For weekend programming, we could follow the model established by City TV. For our prime-time line-up, we could start off at seven with reruns of some of the most popular programs out there. Then, at 8, we would gear up for our movie of the night. At movie’s end, we could conclude with more programs (something a little racier, since we’re after 10), and then conclude our broadcast day.
Daytime programming would be tricky. Since, in the beginning, a lot of people will be treating this as just another cartoon channel, it would be wise to show kid-friendly programs during the day. That way, if some parent just plops their child down on this “new cartoon channel,” the 4-year old won’t be subject to tentacle porn or anything like that. Then, as time went on, we could start showing programs that are a little more for the older audience.
Weekday programming would be relatively simple: just do what the regular networks do. Take some well known, established shows (like Ranma or Macross Plus), and squeeze some newer, unknown shows in between. Well, that’s a bit of an oxymoron. For the average viewer, this will mostly be new, unknown shows. That’s why we’ve got the established classics of Astro Boy and Speed Racer on our side.
How about event programming?
Every network does something splashy for sweeps, and we’d be no different. We could take some of the established classics, and put new twists on them. We could set aside a night called Pokémon: The Banned Episodes, in which we show all the episodes of Pokémon that have been deemed unsuitable for North American broadcast. There could be Sailor Moon Uncut, in which we show Sailor Moon in it’s original, unedited-for-North-America, subtitled glory. And don’t forget movies. The Sci-Fi Channel in the U.S. has had great success with nights where they show a classic sci-fi film from the 1950’s, and then show its 1980’s remake, allowing you to do a side-by-side comparison. We could do the same involving dubbing and subtitles, to add fuel to that debate.

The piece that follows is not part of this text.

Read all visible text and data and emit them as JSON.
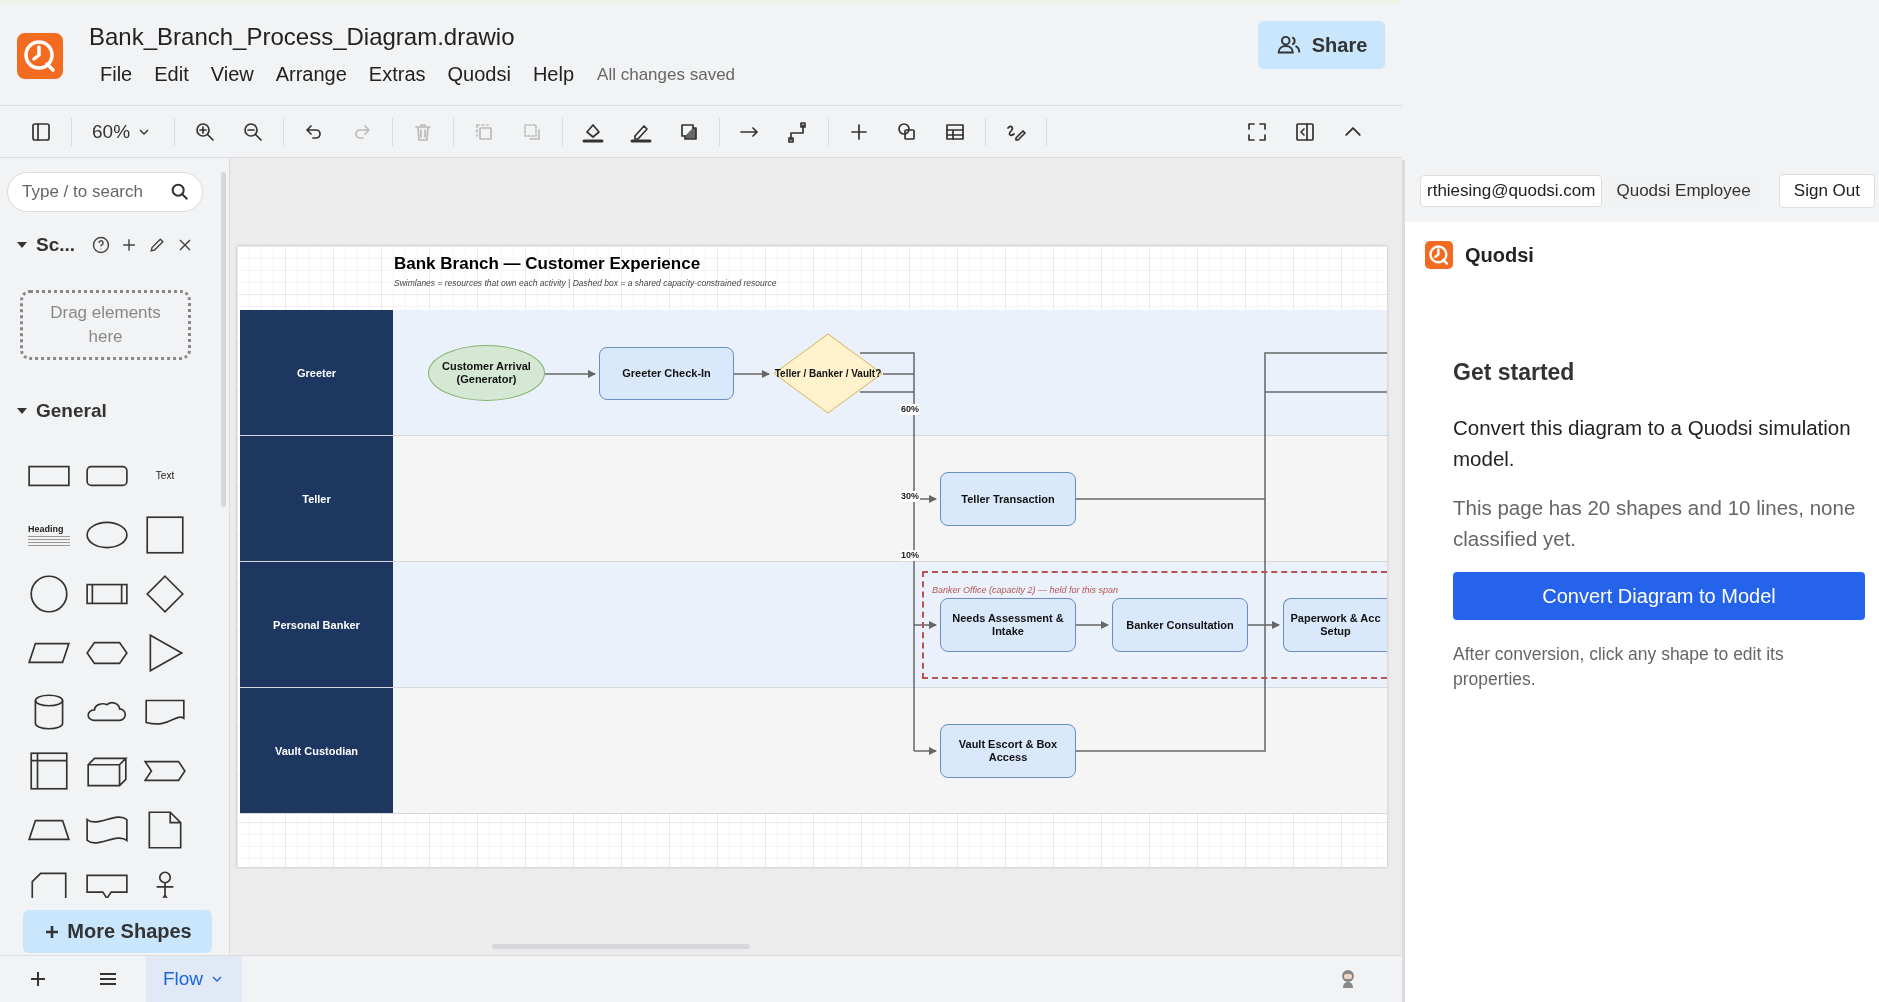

How would you get your programming?
Of course, it would be vital to get the North American distributors on our side. They are already doing all the work: bringing it over, dubbing or subbing the product, and then shipping it off to stores. What we would have to do is convince them that it would be in all our best interests to give us the broadcast rights for a song. Naturally, this would be a business boost for the distributors: if a customer sees it on TV and likes it, they will probably run out and buy the videos.

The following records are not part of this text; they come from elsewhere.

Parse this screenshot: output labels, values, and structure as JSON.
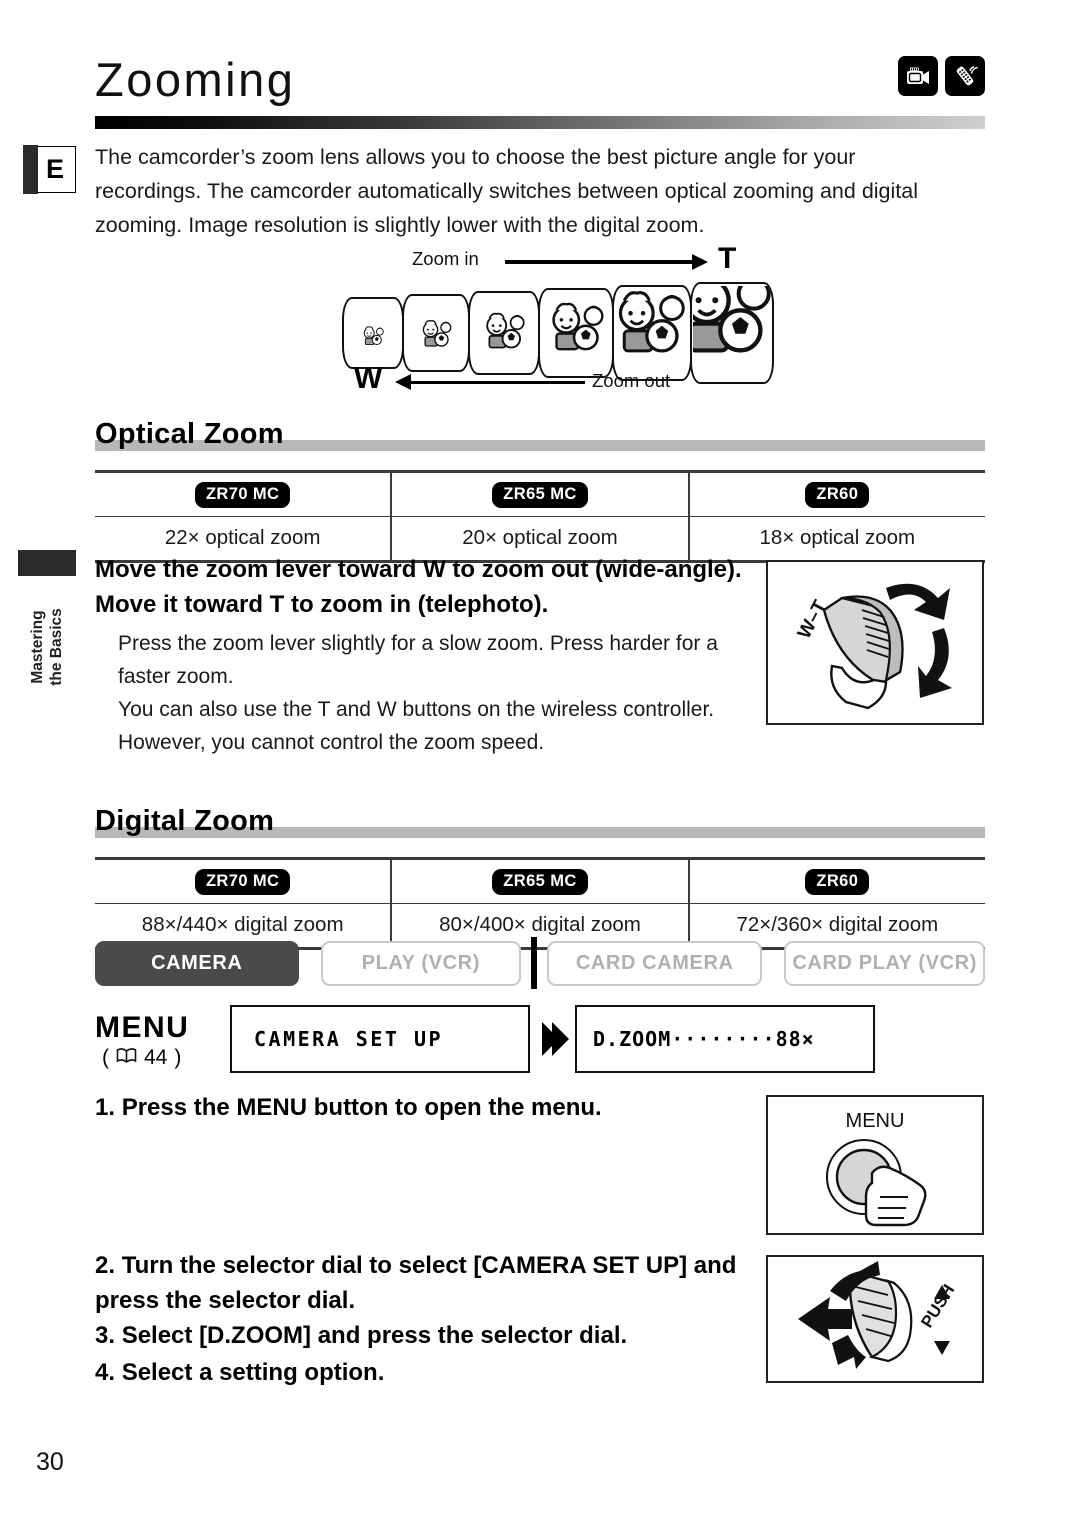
{
  "page": {
    "title": "Zooming",
    "number": "30",
    "language_badge": "E",
    "side_tab": {
      "line1": "Mastering",
      "line2": "the Basics"
    },
    "header_icons": [
      "camcorder-icon",
      "wireless-remote-icon"
    ]
  },
  "intro": "The camcorder’s zoom lens allows you to choose the best picture angle for your recordings. The camcorder automatically switches between optical zooming and digital zooming. Image resolution is slightly lower with the digital zoom.",
  "zoom_illustration": {
    "zoom_in_label": "Zoom in",
    "zoom_out_label": "Zoom out",
    "tele_letter": "T",
    "wide_letter": "W",
    "frame_count": 6
  },
  "optical": {
    "heading": "Optical Zoom",
    "models": [
      "ZR70 MC",
      "ZR65 MC",
      "ZR60"
    ],
    "values": [
      "22× optical zoom",
      "20× optical zoom",
      "18× optical zoom"
    ]
  },
  "lever_instruction": {
    "bold": "Move the zoom lever toward W to zoom out (wide-angle). Move it toward T to zoom in (telephoto).",
    "body1": "Press the zoom lever slightly for a slow zoom. Press harder for a faster zoom.",
    "body2": "You can also use the T and W buttons on the wireless controller. However, you cannot control the zoom speed.",
    "illustration_label": "W–T"
  },
  "digital": {
    "heading": "Digital Zoom",
    "models": [
      "ZR70 MC",
      "ZR65 MC",
      "ZR60"
    ],
    "values": [
      "88×/440× digital zoom",
      "80×/400× digital zoom",
      "72×/360× digital zoom"
    ]
  },
  "modes": [
    {
      "label": "CAMERA",
      "active": true
    },
    {
      "label": "PLAY (VCR)",
      "active": false
    },
    {
      "label": "CARD CAMERA",
      "active": false
    },
    {
      "label": "CARD PLAY (VCR)",
      "active": false
    }
  ],
  "menu_flow": {
    "menu_label": "MENU",
    "page_ref": "44",
    "book_icon": "book-icon",
    "screen1": "CAMERA  SET  UP",
    "screen2": "D.ZOOM········88×"
  },
  "steps": [
    {
      "num": "1.",
      "text": "Press the MENU button to open the menu."
    },
    {
      "num": "2.",
      "text": "Turn the selector dial to select [CAMERA SET UP] and press the selector dial."
    },
    {
      "num": "3.",
      "text": "Select [D.ZOOM] and press the selector dial."
    },
    {
      "num": "4.",
      "text": "Select a setting option."
    }
  ],
  "step_illustrations": {
    "menu_button_label": "MENU",
    "selector_dial_label": "PUSH"
  }
}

In the long run, a natural spin-off would be forming our own distributor, as a subsidiary. That way, we would be able to bring over more current programming, and thus we could be more self-sufficient by having our own video label.
Bottom line: how much money are we looking at?

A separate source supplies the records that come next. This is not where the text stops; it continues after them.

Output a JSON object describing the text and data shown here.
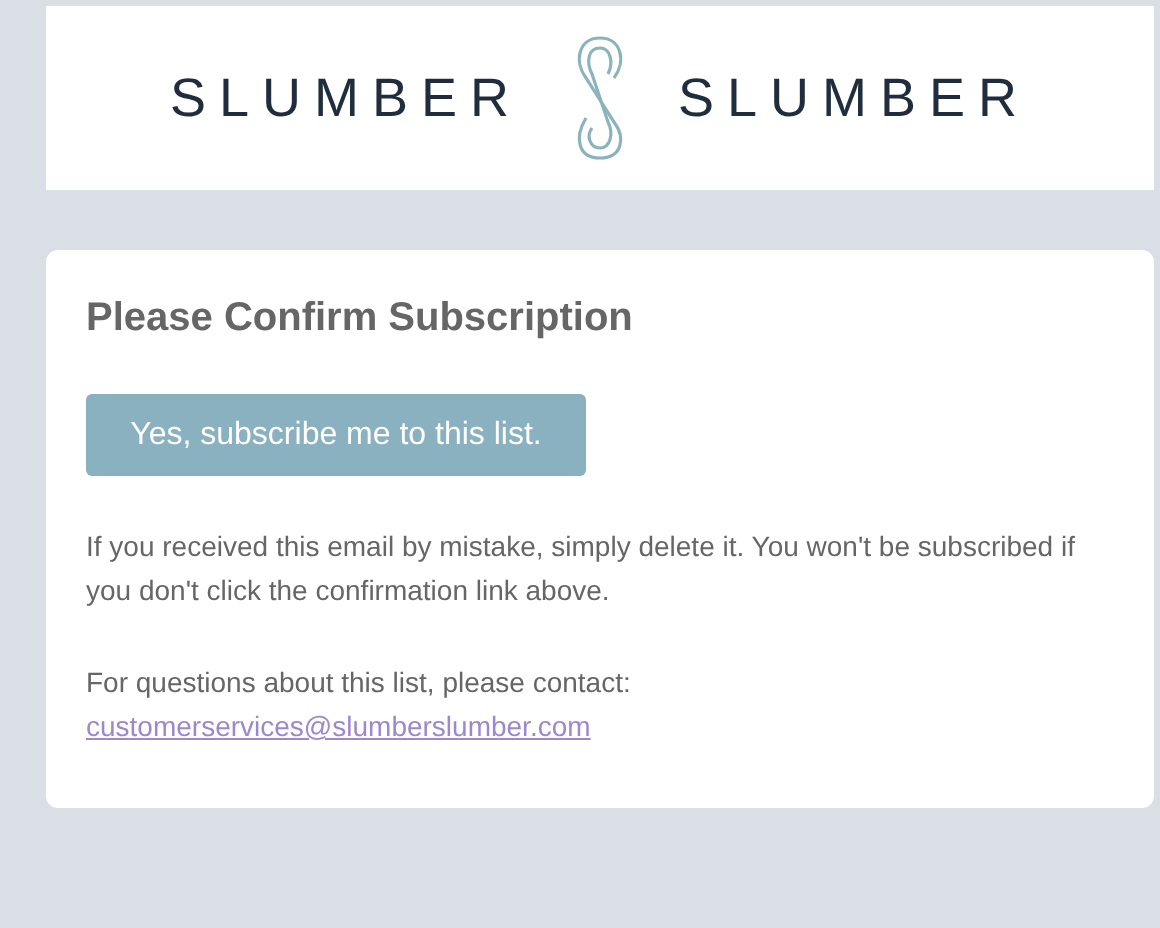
{
  "header": {
    "logo_words": [
      "SLUMBER",
      "SLUMBER"
    ]
  },
  "card": {
    "title": "Please Confirm Subscription",
    "button": "Yes, subscribe me to this list.",
    "note": "If you received this email by mistake, simply delete it. You won't be subscribed if you don't click the confirmation link above.",
    "contact": {
      "text": "For questions about this list, please contact:",
      "link": "customerservices@slumberslumber.com"
    }
  }
}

And there in is where I dream too big. It takes a lot of money to start up a TV network, even something as small as a cable channel. If I were to venture a guess, I would say at least $75 Million. We would have to buy the equipment, hire a knowledgeable staff, buy a building to house it all, and of course, apply for our broadcast license. Then, we’d have to run around to all the distributors purchasing our programming. Hopefully, we can get some of the older classics for cheap, but some of the stuff that’s only been on video in North America will probably be a little more costly. And then, we still have to sell this to the cable companies as something worth carrying. MuchMoreMusic was stuck in development for three years because cable companies couldn’t carry it. (Not enough room for an analog signal, or so they were told.) It would take a lot of work, a lot of blood, sweat, and tears, but I think it would work.